The things we do for colors. Thankfully cows are no longer force fed mango leaves to create this pigment. Gone are Mummy Brown. Dragons Blood. Hartshorn. Paris Green. Smalt. Cochineal Red. Wait, that one is still in use. Ew. (Bug juice)
When in art college and grad school there was the ongoing debate and decision making -could I afford to get the quality (ie expensive) paints or just get the student grade? For the most part, if I could, I got the good stuff. I didn’t know the difference back then. Not many instructors went over the quality of pigments, they just gave you their list of suggested paints. And off to the store I went.

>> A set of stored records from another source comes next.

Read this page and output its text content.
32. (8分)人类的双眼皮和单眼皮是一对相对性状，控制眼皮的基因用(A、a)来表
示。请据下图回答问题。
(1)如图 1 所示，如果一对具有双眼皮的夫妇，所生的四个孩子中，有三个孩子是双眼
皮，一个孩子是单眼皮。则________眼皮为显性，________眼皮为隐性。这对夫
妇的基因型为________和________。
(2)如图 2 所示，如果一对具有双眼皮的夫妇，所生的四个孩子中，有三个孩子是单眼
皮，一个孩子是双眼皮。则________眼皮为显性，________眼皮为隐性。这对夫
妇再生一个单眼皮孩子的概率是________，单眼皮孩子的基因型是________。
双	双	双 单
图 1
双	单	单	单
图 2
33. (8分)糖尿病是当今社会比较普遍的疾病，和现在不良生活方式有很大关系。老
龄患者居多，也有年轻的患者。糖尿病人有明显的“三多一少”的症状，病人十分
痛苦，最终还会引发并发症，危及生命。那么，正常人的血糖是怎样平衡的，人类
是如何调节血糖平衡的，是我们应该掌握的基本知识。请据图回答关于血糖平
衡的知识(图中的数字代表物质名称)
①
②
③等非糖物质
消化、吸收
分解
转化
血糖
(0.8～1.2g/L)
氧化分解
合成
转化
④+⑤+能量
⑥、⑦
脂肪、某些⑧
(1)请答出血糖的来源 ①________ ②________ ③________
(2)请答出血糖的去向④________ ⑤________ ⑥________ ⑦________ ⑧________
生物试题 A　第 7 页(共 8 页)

Later, the art geek in me started learning more about the pigments and what made up the different paints. What was the difference between a student/cheaper paint and a “professional grade” paint. (hint = more filler, less pigment in the cheaper stuff) What was the difference between a HUE vs a pure pigment, other than the price? (hint = HUE on a label means it’s a MIX of pigments to create a similar color to the expensive one.)
Knowledge is power, and I got really good at understanding the labels and the pigments that created the paints I love. And I developed more confidence by learning how to mix my own colors from some really good primary colors by Maimeri Puro, thanks to one of my classmates. Working with just the primaries (plus) is a time honored painting style that does end up being more economically saavy, though not as fun shopping. (my standard palette has at least 12 colors. Unless I am plein-airing. Then it’s 6)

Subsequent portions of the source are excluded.